Assessing methods for measurement of clinical outcomes and quality of care in primary care practices
1 Department of Family Medicine, Queen’s University, Kingston, Ontario, Canada
2 Department of Community Health and Epidemiology, Queen’s University, Kingston, Ontario, Canada
3 Centre for Health Services and Policy Research, Queen’s University, Abramsky Hall, 3rd Floor, 21 Arch Street, Kingston, Ontario, K7L 3N6, Canada
4 Centre for Studies in Primary Care, Queen’s University, Kingston, Ontario, Canada
5 Institute for Clinical Evaluative Sciences, Toronto, Ontario, Canada
6 Department of Family Medicine, University of Ottawa, Ottawa, ON, Canada
7 CT Lamont Primary Care Research Centre, Ottawa, Ontario, Canada
8 Southern Academic Primary Care Research Unit, School of Primary Health Care, Monash University, Melbourne, Australia
9 Department of Family and Community Medicine, University of Toronto, Toronto, Ontario, Canada
10 Centre for Research on Inner City Health and Department of Family and Community Medicine, St. Michael's Hospital, Toronto, Ontario, Canada
11 Department of Health Policy, Management and Evaluation, University of Toronto, Toronto, Ontario, Canada
BMC Health Services Research 2012, 12:214 doi:10.1186/1472-6963-12-214Published: 23 July 2012
To evaluate the appropriateness of potential data sources for the population of performance indicators for primary care (PC) practices.
This project was a cross sectional study of 7 multidisciplinary primary care teams in Ontario, Canada. Practices were recruited and 5-7 physicians per practice agreed to participate in the study. Patients of participating physicians (20-30) were recruited sequentially as they presented to attend a visit. Data collection included patient, provider and practice surveys, chart abstraction and linkage to administrative data sets. Matched pairs analysis was used to examine the differences in the observed results for each indicator obtained using multiple data sources.

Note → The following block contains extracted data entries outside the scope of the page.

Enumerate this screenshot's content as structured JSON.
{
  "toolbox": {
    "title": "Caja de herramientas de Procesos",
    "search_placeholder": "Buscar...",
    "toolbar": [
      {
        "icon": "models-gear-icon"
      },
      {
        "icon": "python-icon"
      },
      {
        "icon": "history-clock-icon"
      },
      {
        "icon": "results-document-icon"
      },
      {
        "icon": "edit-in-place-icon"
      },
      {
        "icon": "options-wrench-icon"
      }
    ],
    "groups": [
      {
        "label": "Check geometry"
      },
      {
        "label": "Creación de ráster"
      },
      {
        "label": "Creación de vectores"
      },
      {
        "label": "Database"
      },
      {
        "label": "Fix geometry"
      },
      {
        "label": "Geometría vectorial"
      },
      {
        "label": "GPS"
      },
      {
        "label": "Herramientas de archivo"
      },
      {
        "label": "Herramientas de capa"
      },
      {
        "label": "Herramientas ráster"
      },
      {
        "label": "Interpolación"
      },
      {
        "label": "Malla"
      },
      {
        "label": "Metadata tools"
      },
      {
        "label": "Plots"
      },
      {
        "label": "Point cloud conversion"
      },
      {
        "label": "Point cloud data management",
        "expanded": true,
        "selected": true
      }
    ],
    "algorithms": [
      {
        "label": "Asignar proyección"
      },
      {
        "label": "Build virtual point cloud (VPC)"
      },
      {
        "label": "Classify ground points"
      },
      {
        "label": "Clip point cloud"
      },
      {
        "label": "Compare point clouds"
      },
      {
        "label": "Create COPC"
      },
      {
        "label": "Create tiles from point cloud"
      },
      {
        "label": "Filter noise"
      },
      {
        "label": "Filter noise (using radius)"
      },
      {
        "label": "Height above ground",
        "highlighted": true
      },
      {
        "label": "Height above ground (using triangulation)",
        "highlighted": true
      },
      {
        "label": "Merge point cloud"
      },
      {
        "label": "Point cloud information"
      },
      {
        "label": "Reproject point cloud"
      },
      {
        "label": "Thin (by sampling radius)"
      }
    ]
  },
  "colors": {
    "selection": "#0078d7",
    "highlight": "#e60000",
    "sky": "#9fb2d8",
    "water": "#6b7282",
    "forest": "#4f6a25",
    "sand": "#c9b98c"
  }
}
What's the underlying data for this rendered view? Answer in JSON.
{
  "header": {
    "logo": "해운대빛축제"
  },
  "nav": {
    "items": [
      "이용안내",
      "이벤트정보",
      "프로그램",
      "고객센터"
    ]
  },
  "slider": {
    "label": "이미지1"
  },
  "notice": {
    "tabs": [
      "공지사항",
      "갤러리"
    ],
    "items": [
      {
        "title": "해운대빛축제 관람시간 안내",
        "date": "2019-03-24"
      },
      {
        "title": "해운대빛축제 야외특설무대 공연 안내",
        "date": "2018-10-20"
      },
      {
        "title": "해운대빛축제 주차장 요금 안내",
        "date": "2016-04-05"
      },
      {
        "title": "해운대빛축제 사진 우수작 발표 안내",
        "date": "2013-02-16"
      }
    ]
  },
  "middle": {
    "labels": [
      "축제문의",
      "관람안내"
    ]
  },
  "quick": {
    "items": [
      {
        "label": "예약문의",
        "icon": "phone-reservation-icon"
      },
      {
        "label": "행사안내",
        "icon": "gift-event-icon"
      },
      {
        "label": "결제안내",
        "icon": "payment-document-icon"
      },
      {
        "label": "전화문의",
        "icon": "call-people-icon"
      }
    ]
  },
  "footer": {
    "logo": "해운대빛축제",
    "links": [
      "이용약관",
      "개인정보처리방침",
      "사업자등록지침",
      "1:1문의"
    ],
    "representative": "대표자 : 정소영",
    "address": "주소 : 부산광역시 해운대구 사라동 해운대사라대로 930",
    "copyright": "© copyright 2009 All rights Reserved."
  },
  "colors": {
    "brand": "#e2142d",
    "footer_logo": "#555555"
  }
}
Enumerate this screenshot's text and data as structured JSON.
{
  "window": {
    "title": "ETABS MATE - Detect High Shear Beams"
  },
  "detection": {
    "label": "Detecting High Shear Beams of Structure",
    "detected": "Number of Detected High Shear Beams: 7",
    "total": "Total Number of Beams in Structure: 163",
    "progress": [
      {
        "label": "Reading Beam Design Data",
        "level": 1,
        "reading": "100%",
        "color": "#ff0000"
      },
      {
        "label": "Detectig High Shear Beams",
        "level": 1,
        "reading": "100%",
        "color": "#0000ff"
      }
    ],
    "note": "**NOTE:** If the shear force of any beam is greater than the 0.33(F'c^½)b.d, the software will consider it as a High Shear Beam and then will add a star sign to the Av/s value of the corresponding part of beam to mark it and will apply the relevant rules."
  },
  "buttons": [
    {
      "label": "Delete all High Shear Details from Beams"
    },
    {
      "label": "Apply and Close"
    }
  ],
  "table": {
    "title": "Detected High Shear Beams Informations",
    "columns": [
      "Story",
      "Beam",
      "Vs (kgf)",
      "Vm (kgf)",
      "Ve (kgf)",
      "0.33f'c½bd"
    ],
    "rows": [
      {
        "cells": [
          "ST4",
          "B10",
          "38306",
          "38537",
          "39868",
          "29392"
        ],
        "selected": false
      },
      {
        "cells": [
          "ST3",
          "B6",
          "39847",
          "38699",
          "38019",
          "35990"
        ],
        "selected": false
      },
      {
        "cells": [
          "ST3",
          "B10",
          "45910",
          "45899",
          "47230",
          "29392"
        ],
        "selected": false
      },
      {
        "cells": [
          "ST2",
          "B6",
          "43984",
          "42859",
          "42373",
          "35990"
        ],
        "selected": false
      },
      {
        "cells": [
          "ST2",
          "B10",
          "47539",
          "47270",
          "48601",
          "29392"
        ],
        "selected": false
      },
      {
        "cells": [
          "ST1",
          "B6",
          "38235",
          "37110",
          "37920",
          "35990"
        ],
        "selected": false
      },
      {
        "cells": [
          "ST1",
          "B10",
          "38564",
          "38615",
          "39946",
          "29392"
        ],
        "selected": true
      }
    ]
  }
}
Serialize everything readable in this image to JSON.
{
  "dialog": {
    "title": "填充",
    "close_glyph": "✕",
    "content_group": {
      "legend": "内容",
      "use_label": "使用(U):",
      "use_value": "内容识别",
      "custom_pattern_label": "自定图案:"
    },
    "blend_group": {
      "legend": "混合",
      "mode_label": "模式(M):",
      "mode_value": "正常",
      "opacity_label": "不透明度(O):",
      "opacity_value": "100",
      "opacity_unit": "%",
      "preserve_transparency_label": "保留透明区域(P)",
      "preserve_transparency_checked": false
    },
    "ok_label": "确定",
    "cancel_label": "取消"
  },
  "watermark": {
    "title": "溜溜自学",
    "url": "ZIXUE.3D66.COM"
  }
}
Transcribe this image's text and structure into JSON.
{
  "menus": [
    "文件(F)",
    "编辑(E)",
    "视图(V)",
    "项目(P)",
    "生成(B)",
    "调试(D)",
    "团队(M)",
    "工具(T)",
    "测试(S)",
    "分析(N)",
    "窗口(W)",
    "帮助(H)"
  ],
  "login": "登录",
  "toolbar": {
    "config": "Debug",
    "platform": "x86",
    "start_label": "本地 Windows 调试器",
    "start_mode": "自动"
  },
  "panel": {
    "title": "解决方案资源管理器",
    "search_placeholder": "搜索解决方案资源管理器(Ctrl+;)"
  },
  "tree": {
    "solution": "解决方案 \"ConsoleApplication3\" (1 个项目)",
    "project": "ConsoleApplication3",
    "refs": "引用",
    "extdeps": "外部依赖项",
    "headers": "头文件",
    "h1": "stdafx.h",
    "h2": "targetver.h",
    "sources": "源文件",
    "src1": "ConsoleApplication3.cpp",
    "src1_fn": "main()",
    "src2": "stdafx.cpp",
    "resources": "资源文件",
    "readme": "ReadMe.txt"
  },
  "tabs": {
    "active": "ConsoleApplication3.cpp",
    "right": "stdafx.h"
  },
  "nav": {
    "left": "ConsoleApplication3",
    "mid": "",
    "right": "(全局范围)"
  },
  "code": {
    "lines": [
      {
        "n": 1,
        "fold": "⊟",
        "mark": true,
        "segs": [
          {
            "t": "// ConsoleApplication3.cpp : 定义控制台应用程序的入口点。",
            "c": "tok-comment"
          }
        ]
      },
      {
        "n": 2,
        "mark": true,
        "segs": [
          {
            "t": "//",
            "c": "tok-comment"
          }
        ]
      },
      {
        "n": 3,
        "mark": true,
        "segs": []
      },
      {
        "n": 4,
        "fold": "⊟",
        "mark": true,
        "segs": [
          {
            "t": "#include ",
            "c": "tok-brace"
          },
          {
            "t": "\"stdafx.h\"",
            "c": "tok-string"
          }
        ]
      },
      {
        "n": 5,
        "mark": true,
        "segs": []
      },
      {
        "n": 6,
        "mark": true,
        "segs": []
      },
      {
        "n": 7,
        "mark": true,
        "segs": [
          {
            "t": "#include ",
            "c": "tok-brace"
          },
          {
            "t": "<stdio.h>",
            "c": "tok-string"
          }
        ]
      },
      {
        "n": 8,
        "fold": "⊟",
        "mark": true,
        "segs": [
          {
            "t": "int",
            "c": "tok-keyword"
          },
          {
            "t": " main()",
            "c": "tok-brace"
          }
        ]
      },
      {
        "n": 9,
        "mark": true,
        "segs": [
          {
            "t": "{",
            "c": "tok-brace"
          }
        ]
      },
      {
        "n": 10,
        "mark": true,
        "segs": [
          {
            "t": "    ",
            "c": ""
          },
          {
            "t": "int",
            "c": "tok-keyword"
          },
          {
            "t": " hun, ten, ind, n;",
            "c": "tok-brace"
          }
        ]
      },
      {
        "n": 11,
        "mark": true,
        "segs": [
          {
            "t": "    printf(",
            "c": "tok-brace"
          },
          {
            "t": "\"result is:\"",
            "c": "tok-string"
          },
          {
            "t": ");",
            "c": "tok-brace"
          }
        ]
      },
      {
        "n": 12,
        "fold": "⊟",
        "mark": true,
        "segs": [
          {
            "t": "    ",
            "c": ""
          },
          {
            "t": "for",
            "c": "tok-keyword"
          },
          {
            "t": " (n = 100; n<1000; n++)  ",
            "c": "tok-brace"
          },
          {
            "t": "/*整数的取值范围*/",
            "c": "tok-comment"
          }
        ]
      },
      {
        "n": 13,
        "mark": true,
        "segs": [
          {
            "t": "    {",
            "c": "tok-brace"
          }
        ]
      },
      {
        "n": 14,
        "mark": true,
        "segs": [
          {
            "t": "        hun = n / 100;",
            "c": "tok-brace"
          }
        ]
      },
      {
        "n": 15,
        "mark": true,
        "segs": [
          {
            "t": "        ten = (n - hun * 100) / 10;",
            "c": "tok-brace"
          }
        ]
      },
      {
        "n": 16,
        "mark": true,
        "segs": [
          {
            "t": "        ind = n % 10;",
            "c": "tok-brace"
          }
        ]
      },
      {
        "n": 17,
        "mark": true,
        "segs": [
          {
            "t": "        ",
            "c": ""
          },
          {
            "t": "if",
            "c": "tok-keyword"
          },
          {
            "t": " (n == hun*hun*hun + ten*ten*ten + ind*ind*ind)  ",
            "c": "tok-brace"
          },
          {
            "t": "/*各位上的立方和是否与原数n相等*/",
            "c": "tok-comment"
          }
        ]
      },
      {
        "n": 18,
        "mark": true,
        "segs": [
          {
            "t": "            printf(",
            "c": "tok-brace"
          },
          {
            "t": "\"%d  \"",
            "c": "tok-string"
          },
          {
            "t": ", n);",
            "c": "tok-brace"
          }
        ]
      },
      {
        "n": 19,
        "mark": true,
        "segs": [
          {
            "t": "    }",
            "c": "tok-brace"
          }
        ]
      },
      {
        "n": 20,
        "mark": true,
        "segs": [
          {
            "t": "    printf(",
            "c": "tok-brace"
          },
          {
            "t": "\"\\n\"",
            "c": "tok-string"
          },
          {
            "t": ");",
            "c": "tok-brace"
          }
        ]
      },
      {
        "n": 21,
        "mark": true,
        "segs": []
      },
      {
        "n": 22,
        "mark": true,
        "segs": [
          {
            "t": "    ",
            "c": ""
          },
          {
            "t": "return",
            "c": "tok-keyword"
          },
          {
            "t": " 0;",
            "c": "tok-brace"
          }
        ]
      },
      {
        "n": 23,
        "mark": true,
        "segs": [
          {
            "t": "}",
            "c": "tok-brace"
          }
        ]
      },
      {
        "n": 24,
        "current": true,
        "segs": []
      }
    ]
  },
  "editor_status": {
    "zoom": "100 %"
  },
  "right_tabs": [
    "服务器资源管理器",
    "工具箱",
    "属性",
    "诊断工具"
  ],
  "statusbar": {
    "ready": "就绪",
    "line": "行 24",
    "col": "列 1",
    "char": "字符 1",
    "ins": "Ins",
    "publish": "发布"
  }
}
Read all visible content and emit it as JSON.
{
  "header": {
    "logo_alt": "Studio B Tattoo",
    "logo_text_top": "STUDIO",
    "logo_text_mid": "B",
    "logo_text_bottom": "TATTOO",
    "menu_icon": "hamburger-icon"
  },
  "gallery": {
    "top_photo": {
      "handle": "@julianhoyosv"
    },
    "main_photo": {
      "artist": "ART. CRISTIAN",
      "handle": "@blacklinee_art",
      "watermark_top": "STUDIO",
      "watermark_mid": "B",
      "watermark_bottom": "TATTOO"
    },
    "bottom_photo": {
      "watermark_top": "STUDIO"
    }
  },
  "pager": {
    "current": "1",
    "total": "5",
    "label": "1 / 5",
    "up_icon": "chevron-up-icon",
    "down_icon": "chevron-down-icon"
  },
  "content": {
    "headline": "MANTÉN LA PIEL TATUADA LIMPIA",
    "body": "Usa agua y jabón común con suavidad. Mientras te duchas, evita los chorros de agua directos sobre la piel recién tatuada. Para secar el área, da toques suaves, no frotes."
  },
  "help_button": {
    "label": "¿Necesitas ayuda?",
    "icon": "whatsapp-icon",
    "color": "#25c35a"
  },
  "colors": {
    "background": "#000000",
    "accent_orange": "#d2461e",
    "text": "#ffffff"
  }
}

Seven teams, 41 physicians, 94 associated staff and 998 patients were recruited. The survey response rate was 81% for patients, 93% for physicians and 83% for associated staff. Chart audits were successfully completed on all but 1 patient and linkage to administrative data was successful for all subjects. There were significant differences noted between the data collection methods for many measures. No single method of data collection was best for all outcomes. For most measures of technical quality of care chart audit was the most accurate method of data collection. Patient surveys were more accurate for immunizations, chronic disease advice/information dispensed, some general health promotion items and possibly for medication use. Administrative data appears useful for indicators including chronic disease diagnosis and osteoporosis/ breast screening.
Multiple data collection methods are required for a comprehensive assessment of performance in primary care practices. The choice of which methods are best for any one particular study or quality improvement initiative requires careful consideration of the biases that each method might introduce into the results. In this study, both patients and providers were willing to participate in and consent to, the collection and linkage of information from multiple sources that would be required for such assessments.